Projects aimed at the conservation and protection of fish or fish habitat or the restoration of fish habitat within the municipal boundaries of the City of Kawartha Lakes.

Our project:

To restore the two most important prime historic spawning beds in the Kawartha Lakes in order to conserve and protect walleye. 

Sounds like we should be eligible, right?

NOPE! We were declined.

Here’s why:

We requested $25000 to cover materials and supplies (silt curtain, large limestone boulders, rock, rock delivery, high hoe, high hoe operator) and we reflected an in-kind contribution of $100 000 that we would have had to pay if Kawartha Conservation hadn’t generously offered to fill out this expensive form for us. Both cash + in-kind contributions are used to calculate whether applicants meet a minimum funding request of $75 000 (the fine paid by the COKL for habitat destruction elsewhere in the COKL).

The reason for our rejected application was that we only asked for $25 000. First of all, that’s not the case. With in-kind contributions, our funding request wa $125 000. Secondly, isn’t it so very government that if you only need $25 000 to make a major change, you have to triple that amount in order to qualify for government help?

 After several emails back and forth with the program officer about the ambiguous language for funding requirements, and though not stated anywhere in the application instructions or in the fund description, the only applications considered by the MOE were those who asked for exactly $75 000. 

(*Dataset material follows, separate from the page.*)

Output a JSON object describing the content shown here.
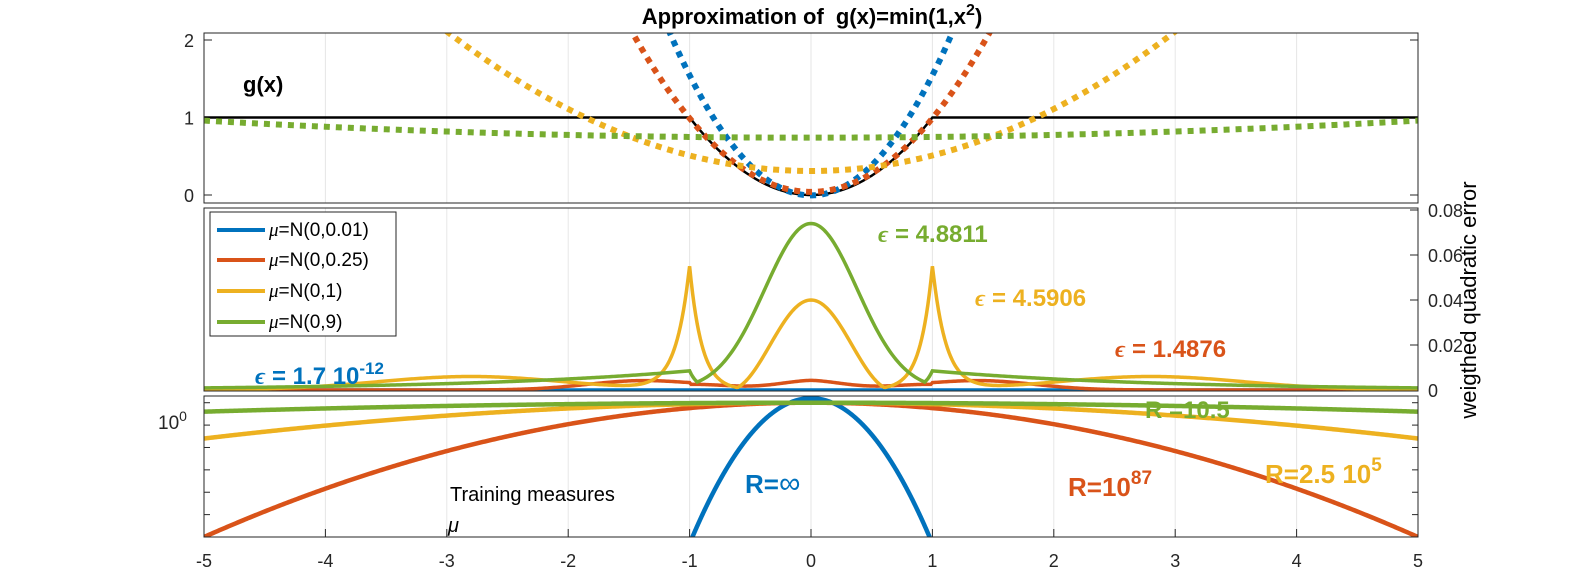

To understand why we feel something fishy is going on, read the correspondence between Save the Walleye and the program officer:

 

Program officer: 

I have attached a copy of the application that was received to the Environmental Damages Fund.  I’m not able to see where your request of $126,450 is reflected, I only see the $24,700.  The website and call for proposals indicated that there was $75,000 of funding available, and that projects had to apply for that amount.  Unfortunately even if the request was $126,450, this too would have been deemed ineligible as it would be requesting more funds than what is available.

STW:

To clarify, are you saying that if the request for funding was for less than $75 000 or for more than $75 000 that applicants were ineligible to receive these funds? An applicant must have requested exactly $75 000 to qualify as eligible for the Environmental Damages Fund?

Program officer:

You are correct; the total request had to be the exact amount of the funds available, $75,000 to be eligible.

This conversation went on for several more months with STW asking for admission of wrongdoing. But government follows an unvaliant practice of not doing that. We dropped our pursuit of an honorable apology and shook our heads in tired defeat.